Canada’s LNG advantage is clear, but federal bottlenecks still risk turning a rare opening into another missed opportunity

Canada is finally in a position to profit from global LNG demand. But that opportunity will slip away unless Ottawa supports the pipelines and export capacity needed to reach those markets.

Most major LNG and pipeline projects still need federal impact assessments and approvals, which means Ottawa can delay or block them even when provincial and Indigenous governments are onside. Several major projects are already moving ahead, which makes Ottawa’s role even more important.

The Ksi Lisims floating liquefaction and export facility near Prince Rupert, British Columbia, along with the LNG Canada terminal at Kitimat, B.C., Cedar LNG and a likely expansion of LNG Canada, are all increasing Canada’s export capacity. For the first time, Canada will be able to sell natural gas to overseas buyers instead of relying solely on the U.S. market and its lower prices.

These projects give the northeast B.C. and northwest Alberta Montney region a long-needed outlet for its natural gas. Horizontal drilling and hydraulic fracturing made it possible to tap these reserves at scale. Until 2025, producers had no choice but to sell into the saturated U.S. market at whatever price American buyers offered. Gaining access to world markets marks one of the most significant changes for an industry long tied to U.S. pricing.
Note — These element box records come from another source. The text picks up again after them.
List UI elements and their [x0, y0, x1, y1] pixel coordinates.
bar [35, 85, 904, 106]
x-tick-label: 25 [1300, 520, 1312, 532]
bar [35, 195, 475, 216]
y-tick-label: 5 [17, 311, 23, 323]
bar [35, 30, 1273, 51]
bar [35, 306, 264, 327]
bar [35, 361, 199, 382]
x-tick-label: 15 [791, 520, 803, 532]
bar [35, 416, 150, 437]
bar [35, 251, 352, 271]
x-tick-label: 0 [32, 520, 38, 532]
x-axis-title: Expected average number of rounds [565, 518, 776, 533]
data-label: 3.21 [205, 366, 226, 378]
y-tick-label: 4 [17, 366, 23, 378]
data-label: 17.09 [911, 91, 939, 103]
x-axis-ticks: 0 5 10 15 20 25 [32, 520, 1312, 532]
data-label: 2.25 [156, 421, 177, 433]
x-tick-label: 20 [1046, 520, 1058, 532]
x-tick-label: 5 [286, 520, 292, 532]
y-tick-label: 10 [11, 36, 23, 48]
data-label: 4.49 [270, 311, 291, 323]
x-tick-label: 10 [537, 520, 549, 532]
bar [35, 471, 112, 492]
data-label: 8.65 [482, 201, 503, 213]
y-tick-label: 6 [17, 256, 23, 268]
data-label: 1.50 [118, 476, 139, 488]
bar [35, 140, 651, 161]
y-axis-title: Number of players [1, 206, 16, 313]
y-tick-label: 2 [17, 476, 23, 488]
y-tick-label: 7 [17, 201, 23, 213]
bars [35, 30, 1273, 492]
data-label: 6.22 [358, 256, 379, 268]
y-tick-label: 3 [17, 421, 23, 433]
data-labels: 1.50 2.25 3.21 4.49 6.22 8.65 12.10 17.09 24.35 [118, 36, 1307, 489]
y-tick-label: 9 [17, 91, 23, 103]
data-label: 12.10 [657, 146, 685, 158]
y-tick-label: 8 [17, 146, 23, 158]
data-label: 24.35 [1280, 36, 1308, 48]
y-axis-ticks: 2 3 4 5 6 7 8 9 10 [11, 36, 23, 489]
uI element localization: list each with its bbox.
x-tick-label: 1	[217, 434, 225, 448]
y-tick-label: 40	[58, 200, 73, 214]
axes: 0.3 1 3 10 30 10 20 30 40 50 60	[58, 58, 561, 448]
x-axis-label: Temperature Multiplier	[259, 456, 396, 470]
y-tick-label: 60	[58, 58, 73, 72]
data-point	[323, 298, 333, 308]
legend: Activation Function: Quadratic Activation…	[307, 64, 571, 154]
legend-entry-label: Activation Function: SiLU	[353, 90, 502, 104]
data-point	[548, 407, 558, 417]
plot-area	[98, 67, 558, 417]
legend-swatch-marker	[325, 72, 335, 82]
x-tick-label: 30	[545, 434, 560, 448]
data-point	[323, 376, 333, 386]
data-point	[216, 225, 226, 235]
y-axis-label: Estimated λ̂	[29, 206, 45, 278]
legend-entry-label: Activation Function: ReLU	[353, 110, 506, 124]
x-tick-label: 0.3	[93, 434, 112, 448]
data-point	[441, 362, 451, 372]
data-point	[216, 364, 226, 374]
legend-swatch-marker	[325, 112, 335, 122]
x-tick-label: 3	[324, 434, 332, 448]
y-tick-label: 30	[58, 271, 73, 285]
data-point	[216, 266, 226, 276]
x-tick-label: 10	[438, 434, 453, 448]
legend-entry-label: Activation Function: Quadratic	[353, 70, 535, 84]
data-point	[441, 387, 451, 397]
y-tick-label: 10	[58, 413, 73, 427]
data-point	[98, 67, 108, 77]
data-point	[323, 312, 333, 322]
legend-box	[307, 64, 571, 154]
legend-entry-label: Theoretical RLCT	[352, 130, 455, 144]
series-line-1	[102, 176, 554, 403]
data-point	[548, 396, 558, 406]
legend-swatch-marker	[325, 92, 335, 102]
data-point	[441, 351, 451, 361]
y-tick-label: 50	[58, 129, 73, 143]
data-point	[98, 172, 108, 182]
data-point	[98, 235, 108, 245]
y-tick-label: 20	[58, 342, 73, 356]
According to an International Gas Union report, “Global liquefied natural gas (LNG) trade grew by 2.4 per cent in 2024 to 411.24 million tonnes, connecting 22 exporting markets with 48 importing markets.” LNG still represents a small share of global natural gas production, but it opens the door to buyers willing to pay more than U.S. markets.

LNG Canada is expected to export a meaningful share of Canada’s natural gas when fully operational. Statistics Canada reports that Canada already contributes to global LNG exports, and that contribution is poised to rise as new facilities come online.

Higher returns have encouraged more development in the Montney region, which produces more than half of Canada’s natural gas. A growing share now goes directly to LNG Canada.

Canadian LNG projects have lower estimated break-even costs than several U.S. or Mexican facilities. That gives Canada a cost advantage in Asia, where LNG demand continues to grow.

Asian LNG prices are higher because major buyers such as Japan and South Korea lack domestic natural gas and rely heavily on imports tied to global price benchmarks. In June 2025, LNG in East Asia sold well above Canadian break-even levels. This price difference, combined with Canada’s competitive costs, gives exporters strong margins compared with sales into North American markets.

The International Energy Agency expects global LNG exports to rise significantly by 2030 as Europe replaces Russian pipeline gas and Asian economies increase their LNG use. Canada is entering the global market at the right time, which strengthens the case for expanding LNG capacity.

As Canadian and U.S. LNG exports grow, North American supply will tighten and local prices will rise. Higher domestic prices will raise revenues and shrink the discount that drains billions from Canada’s economy.

Canada loses more than $20 billion a year because of an estimated $20-per-barrel discount on oil and about $2 per gigajoule on natural gas, according to the Frontier Centre for Public Policy’s energy discount tracker. Those losses appear directly in public budgets. Higher natural gas revenues help fund provincial services, health care, infrastructure and Indigenous revenue-sharing agreements that rely on resource income.

Canada is already seeing early gains from selling more natural gas into global markets. Government support for more pipelines and LNG export capacity would build on those gains and lift GDP and incomes. Ottawa’s job is straightforward. Let the industry reach the markets willing to pay.

Ian Madsen is a senior policy analyst at the Frontier Centre for Public Policy.